NAB President Gordon Smith ran to his side with a statement. “Mike O’Rielly has been a sterling public servant for as long as I have had the privilege of knowing him, a span of time covering my years in the Senate and throughout my time leading NAB. He is the consummate professional — smart, diligent, honest and fair.”
But whether O’Rielly stays or goes won’t matter in terms of the outsized influence Trump will have if he wins a second term. If O’Rielly goes, Trump finds someone else who will do his bidding. If he stays, Trump will own him. O’Rielly will have sold his soul.
Trump may not have known what the FCC was when he was elected president four years ago. But he does now. And if reelected, his people — not Obama holdovers like Pai and O’Rielly — will be running the place.

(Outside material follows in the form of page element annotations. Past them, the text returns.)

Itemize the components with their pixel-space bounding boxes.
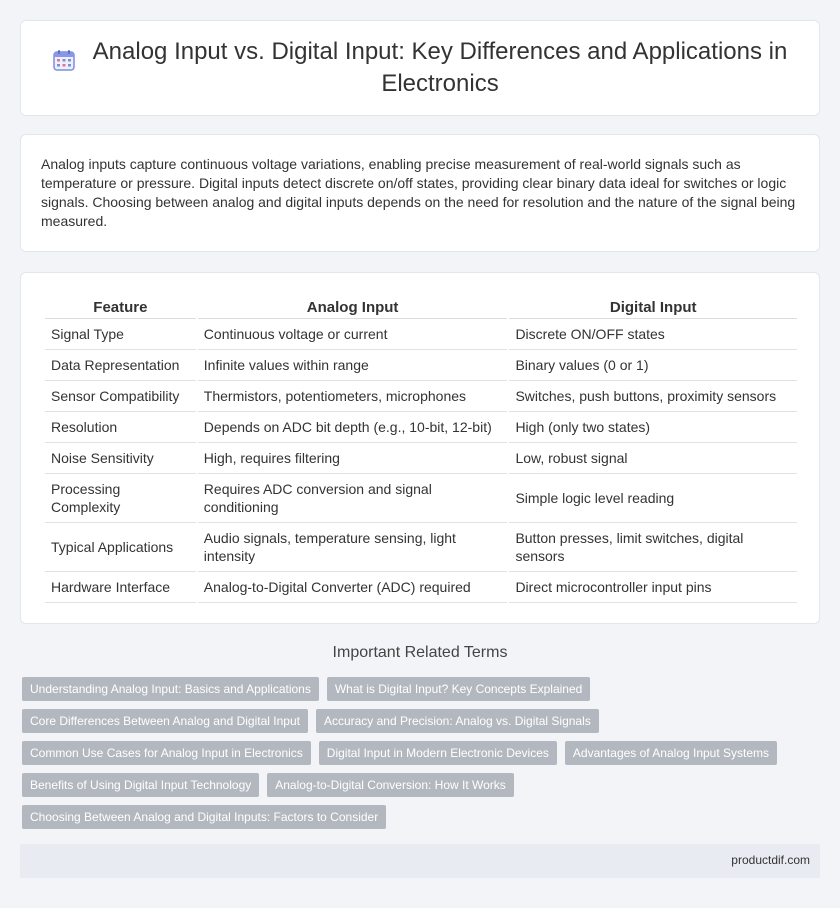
column-header-analog: Analog Input <box>198 297 508 319</box>
table-row <box>45 319 797 350</box>
table-row <box>45 572 797 603</box>
table-cell-feature: Hardware Interface <box>45 572 196 603</box>
related-term-tag[interactable]: Analog-to-Digital Conversion: How It Works <box>267 773 514 797</box>
column-header-digital: Digital Input <box>509 297 797 319</box>
related-term-tag[interactable]: Choosing Between Analog and Digital Inputs: Factors to Consider <box>22 805 386 829</box>
table-row <box>45 412 797 443</box>
related-term-tag[interactable]: Common Use Cases for Analog Input in Electronics <box>22 741 311 765</box>
table-cell-digital: Simple logic level reading <box>509 474 797 523</box>
comparison-table-card <box>20 272 820 624</box>
column-header-feature: Feature <box>45 297 196 319</box>
table-cell-digital: Direct microcontroller input pins <box>509 572 797 603</box>
related-term-tag[interactable]: Understanding Analog Input: Basics and Applications <box>22 677 319 701</box>
table-row <box>45 474 797 523</box>
table-cell-analog: Requires ADC conversion and signal conditioning <box>198 474 508 523</box>
table-row <box>45 350 797 381</box>
related-term-tag[interactable]: Accuracy and Precision: Analog vs. Digital Signals <box>316 709 599 733</box>
table-cell-feature: Processing Complexity <box>45 474 196 523</box>
table-cell-analog: Analog-to-Digital Converter (ADC) required <box>198 572 508 603</box>
related-term-tag[interactable]: Advantages of Analog Input Systems <box>565 741 777 765</box>
table-cell-feature: Resolution <box>45 412 196 443</box>
table-cell-digital: Button presses, limit switches, digital sensors <box>509 523 797 572</box>
table-row <box>45 381 797 412</box>
table-cell-feature: Noise Sensitivity <box>45 443 196 474</box>
table-cell-analog: Depends on ADC bit depth (e.g., 10-bit, 12-bit) <box>198 412 508 443</box>
table-row <box>45 443 797 474</box>
table-header-row <box>45 297 797 319</box>
table-cell-feature: Typical Applications <box>45 523 196 572</box>
comparison-table <box>43 297 799 603</box>
related-term-tag[interactable]: Benefits of Using Digital Input Technology <box>22 773 259 797</box>
summary-text: Analog inputs capture continuous voltage variations, enabling precise measurement of real-world signals such as temperature or pressure. Digital inputs detect discrete on/off states, providing clear binary data ideal for switches or logic signals. Choosing between analog and digital inputs depends on the need for resolution and the nature of the signal being measured. <box>41 156 796 229</box>
related-terms-title: Important Related Terms <box>332 644 508 661</box>
related-term-tag[interactable]: What is Digital Input? Key Concepts Explained <box>327 677 590 701</box>
table-cell-digital: Discrete ON/OFF states <box>509 319 797 350</box>
table-cell-feature: Data Representation <box>45 350 196 381</box>
table-cell-feature: Signal Type <box>45 319 196 350</box>
summary-card <box>20 134 820 252</box>
table-cell-analog: Audio signals, temperature sensing, light intensity <box>198 523 508 572</box>
table-cell-analog: Continuous voltage or current <box>198 319 508 350</box>
related-term-tag[interactable]: Core Differences Between Analog and Digital Input <box>22 709 308 733</box>
table-cell-digital: Switches, push buttons, proximity sensors <box>509 381 797 412</box>
table-cell-analog: Infinite values within range <box>198 350 508 381</box>
footer-site-link[interactable]: productdif.com <box>731 853 810 867</box>
table-cell-digital: High (only two states) <box>509 412 797 443</box>
table-cell-analog: Thermistors, potentiometers, microphones <box>198 381 508 412</box>
page-title: Analog Input vs. Digital Input: Key Differences and Applications in Electronics <box>92 38 788 97</box>
footer <box>20 844 820 878</box>
table-cell-analog: High, requires filtering <box>198 443 508 474</box>
related-term-tag[interactable]: Digital Input in Modern Electronic Devices <box>319 741 557 765</box>
table-cell-feature: Sensor Compatibility <box>45 381 196 412</box>
related-terms-list <box>22 677 802 829</box>
table-row <box>45 523 797 572</box>
table-cell-digital: Binary values (0 or 1) <box>509 350 797 381</box>
header-card <box>20 20 820 116</box>
table-cell-digital: Low, robust signal <box>509 443 797 474</box>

Let me restate that: A powerful man who believes that ABC, CBS and NBC news are the “enemy of the American people” will have his way at the FCC.
Harry A. Jessell is editor at large of TVNewsCheck. He can be contacted here. You can read earlier columns here.
Comments (1)
tvn-member-3011604 says:
August 10, 2020 at 2:40 pm
“Trump will then have complete control over the agency” OMG, more ‘Trump is Hitler’ nonsense from TVNewsCheck. That the big three networks are the enemy of the people is not news. Any reasonable person can see the “peaceful protest” radical left bias in their newscasts. It’s not for nothing that 82% of the public distrust the media. Trump has rightly complained about it, unlike Obama who not only complained but actually banned Fox from several news conferences and spied on both AP and NYT reporters. There is no guarantee that another GOP commissioner will be a Trump stooge any more than Justices Gorsuch and Kavanaugh have been. If you recall, they did not vote in Trump’s favor over the release of his tax and financial records to the NY AG. Personally, I’m glad to see O’Rielly go. The Pirate Act, which he championed and became law, is a travesty.